Longhorn split-brain quorum

Hey community,

how does longhorn deal with split-brain at storage level?

The following scenario:
a 3 node K8s cluster (1x ControlPlane and 2x ControlPlane + Worker Nodes combined)

The ControlPlane-only runs on a less powerful vServer and is only there to form the Quroum (and some system pods like storage-controller etc… in case of a failure).

The two combined nodes each run on a dedicated server with plenty of RAM, CPU and SSD memory. These should handle the workload.

If all 3 nodes are running, Longhorn can be operated with replica count “2” without any problems.
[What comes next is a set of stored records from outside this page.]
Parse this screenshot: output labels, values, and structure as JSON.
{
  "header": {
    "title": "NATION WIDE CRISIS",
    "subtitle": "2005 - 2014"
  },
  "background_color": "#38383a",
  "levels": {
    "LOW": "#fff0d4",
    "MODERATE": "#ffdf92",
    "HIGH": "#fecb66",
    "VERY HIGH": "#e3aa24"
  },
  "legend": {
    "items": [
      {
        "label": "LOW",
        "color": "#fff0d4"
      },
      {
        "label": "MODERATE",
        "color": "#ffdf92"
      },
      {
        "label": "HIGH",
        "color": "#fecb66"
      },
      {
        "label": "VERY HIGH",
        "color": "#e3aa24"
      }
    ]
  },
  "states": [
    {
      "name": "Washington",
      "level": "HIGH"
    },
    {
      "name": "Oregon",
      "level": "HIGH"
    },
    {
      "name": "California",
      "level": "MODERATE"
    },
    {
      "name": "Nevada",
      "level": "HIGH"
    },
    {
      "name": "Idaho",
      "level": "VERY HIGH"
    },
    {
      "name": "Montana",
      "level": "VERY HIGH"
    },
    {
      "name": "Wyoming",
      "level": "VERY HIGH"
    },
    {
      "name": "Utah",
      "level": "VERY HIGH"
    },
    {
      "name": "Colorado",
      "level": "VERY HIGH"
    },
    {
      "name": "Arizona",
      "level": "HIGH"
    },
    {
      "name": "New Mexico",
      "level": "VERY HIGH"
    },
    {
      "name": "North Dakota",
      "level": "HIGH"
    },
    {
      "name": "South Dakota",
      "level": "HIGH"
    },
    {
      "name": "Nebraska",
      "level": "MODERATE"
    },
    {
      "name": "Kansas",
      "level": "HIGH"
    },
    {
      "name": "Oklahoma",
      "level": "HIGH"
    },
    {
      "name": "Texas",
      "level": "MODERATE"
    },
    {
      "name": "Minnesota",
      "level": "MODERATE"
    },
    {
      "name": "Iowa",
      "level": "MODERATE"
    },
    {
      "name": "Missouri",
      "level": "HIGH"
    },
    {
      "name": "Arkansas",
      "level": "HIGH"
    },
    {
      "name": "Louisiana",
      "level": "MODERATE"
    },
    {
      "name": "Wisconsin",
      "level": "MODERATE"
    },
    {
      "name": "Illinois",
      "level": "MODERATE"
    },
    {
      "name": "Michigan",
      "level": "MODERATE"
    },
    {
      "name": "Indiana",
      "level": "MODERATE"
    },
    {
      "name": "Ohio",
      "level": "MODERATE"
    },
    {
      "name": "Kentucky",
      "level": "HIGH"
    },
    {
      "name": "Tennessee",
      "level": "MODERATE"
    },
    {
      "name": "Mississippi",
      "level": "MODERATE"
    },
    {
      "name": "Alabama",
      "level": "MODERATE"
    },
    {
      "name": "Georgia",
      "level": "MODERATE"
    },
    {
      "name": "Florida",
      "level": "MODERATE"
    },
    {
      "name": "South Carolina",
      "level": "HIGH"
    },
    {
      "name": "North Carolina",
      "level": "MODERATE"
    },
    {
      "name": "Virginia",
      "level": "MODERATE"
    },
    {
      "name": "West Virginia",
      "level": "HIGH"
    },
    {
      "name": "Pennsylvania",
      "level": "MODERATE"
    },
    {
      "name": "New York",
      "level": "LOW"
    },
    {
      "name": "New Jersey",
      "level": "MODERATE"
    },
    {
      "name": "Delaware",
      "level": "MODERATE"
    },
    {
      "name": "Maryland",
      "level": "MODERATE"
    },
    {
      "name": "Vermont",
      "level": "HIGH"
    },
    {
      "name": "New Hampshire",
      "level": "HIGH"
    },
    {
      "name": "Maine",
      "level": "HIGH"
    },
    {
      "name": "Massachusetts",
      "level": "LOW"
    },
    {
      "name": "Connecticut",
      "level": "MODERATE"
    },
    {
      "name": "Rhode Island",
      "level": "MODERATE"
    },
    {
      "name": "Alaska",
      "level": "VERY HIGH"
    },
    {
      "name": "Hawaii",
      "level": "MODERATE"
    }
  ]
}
When the ControlPlane-Only-Node goes offline, no issue.

But how does Longhorn handle the storage if one of the two storage nodes (dedicated server) is NotReady / crashed / offline?
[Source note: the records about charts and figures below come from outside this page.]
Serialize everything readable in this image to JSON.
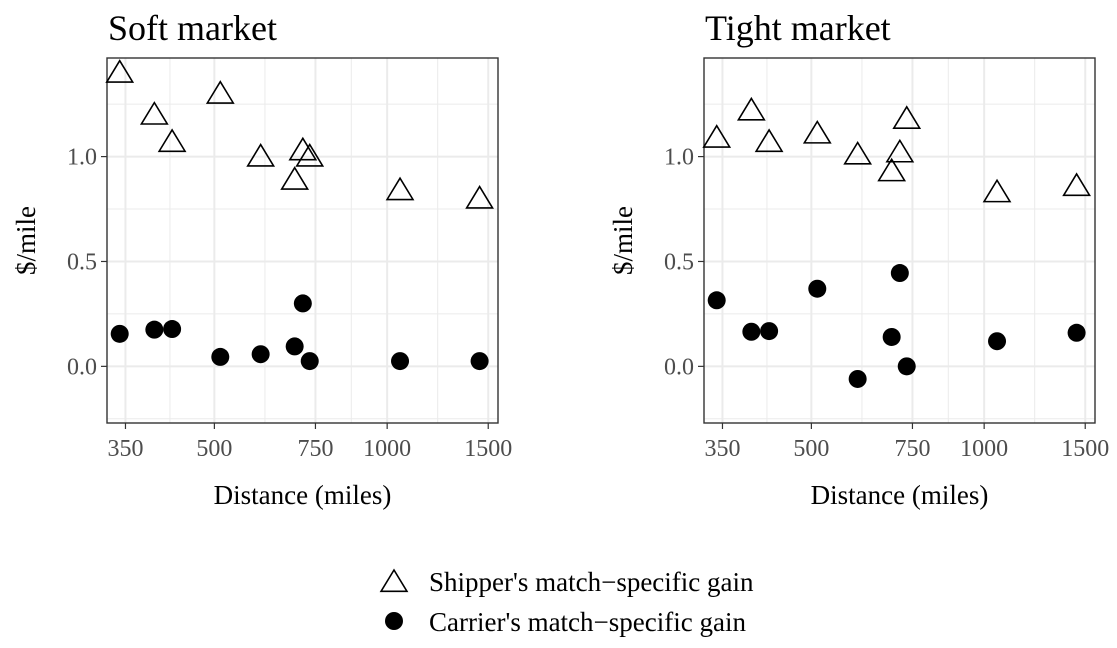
{
  "chart_data": [
    {
      "type": "scatter",
      "title": "Soft market",
      "xlabel": "Distance (miles)",
      "ylabel": "$/mile",
      "x_scale": "log",
      "xlim": [
        325,
        1560
      ],
      "ylim": [
        -0.27,
        1.47
      ],
      "x_ticks": [
        350,
        500,
        750,
        1000,
        1500
      ],
      "x_tick_labels": [
        "350",
        "500",
        "750",
        "1000",
        "1500"
      ],
      "y_ticks": [
        0.0,
        0.5,
        1.0
      ],
      "y_tick_labels": [
        "0.0",
        "0.5",
        "1.0"
      ],
      "grid": true,
      "series": [
        {
          "name": "Shipper's match−specific gain",
          "marker": "open-triangle",
          "points": [
            {
              "x": 342,
              "y": 1.4
            },
            {
              "x": 393,
              "y": 1.2
            },
            {
              "x": 422,
              "y": 1.07
            },
            {
              "x": 512,
              "y": 1.3
            },
            {
              "x": 602,
              "y": 1.0
            },
            {
              "x": 690,
              "y": 0.89
            },
            {
              "x": 713,
              "y": 1.03
            },
            {
              "x": 733,
              "y": 1.0
            },
            {
              "x": 1053,
              "y": 0.84
            },
            {
              "x": 1449,
              "y": 0.8
            }
          ]
        },
        {
          "name": "Carrier's match−specific gain",
          "marker": "filled-circle",
          "points": [
            {
              "x": 342,
              "y": 0.155
            },
            {
              "x": 393,
              "y": 0.175
            },
            {
              "x": 422,
              "y": 0.178
            },
            {
              "x": 512,
              "y": 0.045
            },
            {
              "x": 602,
              "y": 0.058
            },
            {
              "x": 690,
              "y": 0.095
            },
            {
              "x": 713,
              "y": 0.3
            },
            {
              "x": 733,
              "y": 0.025
            },
            {
              "x": 1053,
              "y": 0.025
            },
            {
              "x": 1449,
              "y": 0.025
            }
          ]
        }
      ]
    },
    {
      "type": "scatter",
      "title": "Tight market",
      "xlabel": "Distance (miles)",
      "ylabel": "$/mile",
      "x_scale": "log",
      "xlim": [
        325,
        1560
      ],
      "ylim": [
        -0.27,
        1.47
      ],
      "x_ticks": [
        350,
        500,
        750,
        1000,
        1500
      ],
      "x_tick_labels": [
        "350",
        "500",
        "750",
        "1000",
        "1500"
      ],
      "y_ticks": [
        0.0,
        0.5,
        1.0
      ],
      "y_tick_labels": [
        "0.0",
        "0.5",
        "1.0"
      ],
      "grid": true,
      "series": [
        {
          "name": "Shipper's match−specific gain",
          "marker": "open-triangle",
          "points": [
            {
              "x": 342,
              "y": 1.09
            },
            {
              "x": 393,
              "y": 1.22
            },
            {
              "x": 422,
              "y": 1.07
            },
            {
              "x": 512,
              "y": 1.11
            },
            {
              "x": 602,
              "y": 1.01
            },
            {
              "x": 690,
              "y": 0.93
            },
            {
              "x": 713,
              "y": 1.02
            },
            {
              "x": 733,
              "y": 1.18
            },
            {
              "x": 1053,
              "y": 0.83
            },
            {
              "x": 1449,
              "y": 0.86
            }
          ]
        },
        {
          "name": "Carrier's match−specific gain",
          "marker": "filled-circle",
          "points": [
            {
              "x": 342,
              "y": 0.315
            },
            {
              "x": 393,
              "y": 0.165
            },
            {
              "x": 422,
              "y": 0.168
            },
            {
              "x": 512,
              "y": 0.37
            },
            {
              "x": 602,
              "y": -0.06
            },
            {
              "x": 690,
              "y": 0.14
            },
            {
              "x": 713,
              "y": 0.445
            },
            {
              "x": 733,
              "y": 0.0
            },
            {
              "x": 1053,
              "y": 0.12
            },
            {
              "x": 1449,
              "y": 0.16
            }
          ]
        }
      ]
    }
  ],
  "legend": {
    "placement": "bottom",
    "items": [
      {
        "label": "Shipper's match−specific gain",
        "marker": "open-triangle"
      },
      {
        "label": "Carrier's match−specific gain",
        "marker": "filled-circle"
      }
    ]
  },
  "colors": {
    "marker": "#000000",
    "grid": "#ebebeb",
    "panel_border": "#333333",
    "tick_label": "#4d4d4d",
    "background": "#ffffff"
  }
}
Can Longhorn deal with the fact that there is only one replica left and since the remaining nodes bring the pods back up for storage management, does everything work as usual?
When the Offline node comes back, will the replica be rebuilt?

Or is there a split brain here and the data is lost?
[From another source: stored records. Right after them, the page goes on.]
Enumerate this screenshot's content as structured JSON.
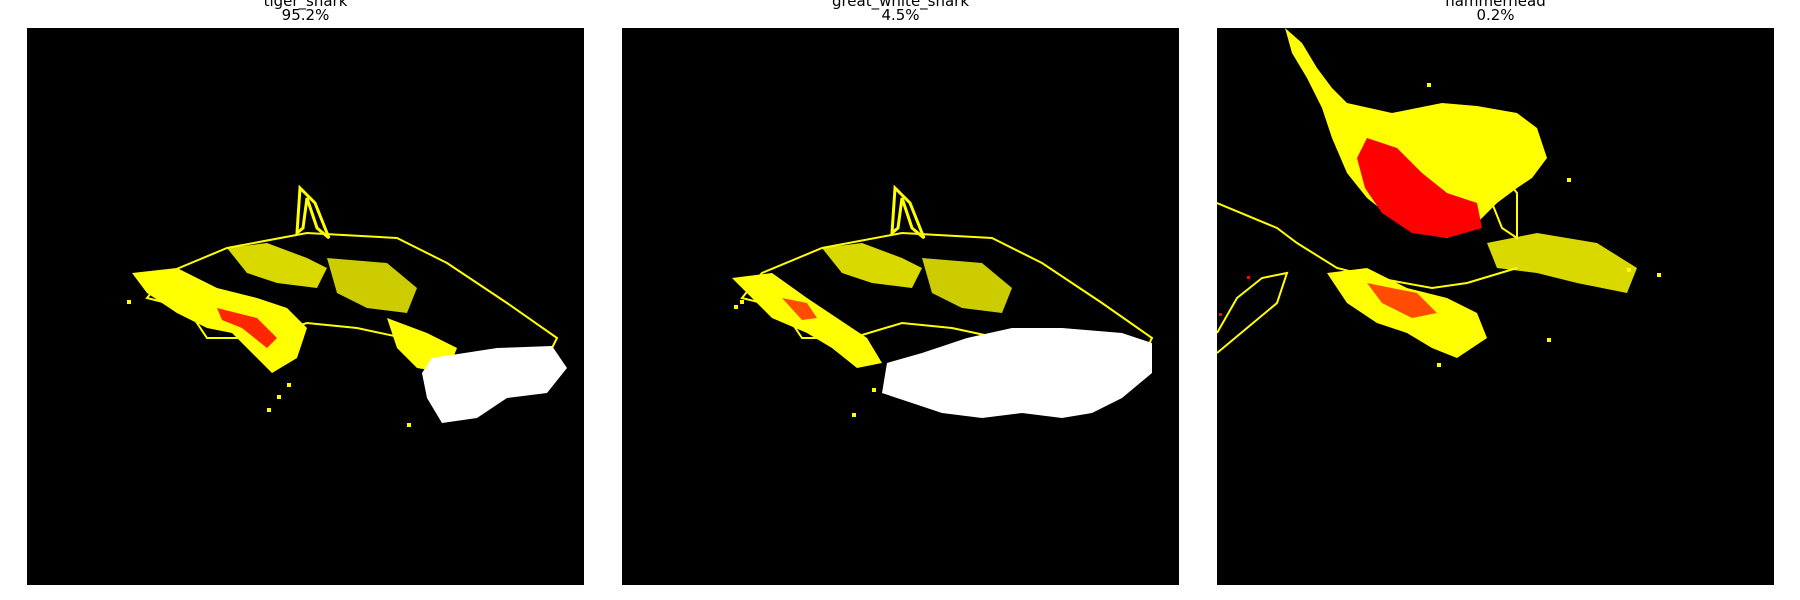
{
  "panels": [
    {
      "label": "tiger_shark",
      "score": "95.2%"
    },
    {
      "label": "great_white_shark",
      "score": "4.5%"
    },
    {
      "label": "hammerhead",
      "score": "0.2%"
    }
  ],
  "colors": {
    "background": "#000000",
    "outline": "#ffff00",
    "positive": "#ffffff",
    "negative": "#ff0000"
  }
}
Unfortunately, I have not been able to find anything about handling such a split-brain situation (at storage level). Neither in the documentation of longhorn nor in the forum.

Happy to hear your experiences with that kind of setup. :slight_smile:

Thanks & Greets! frran24

Yes, that is how longhorn works. The volumes will be in a degraded state, but still usable and once the other node is back up, the volumes will get gradullay synced. In your case ( limited storage nodes) make sure to set “Allow Volume Creation with Degraded Availability” in the longhorn settings to true, otherwise the pods would not be able to start on the remaining node.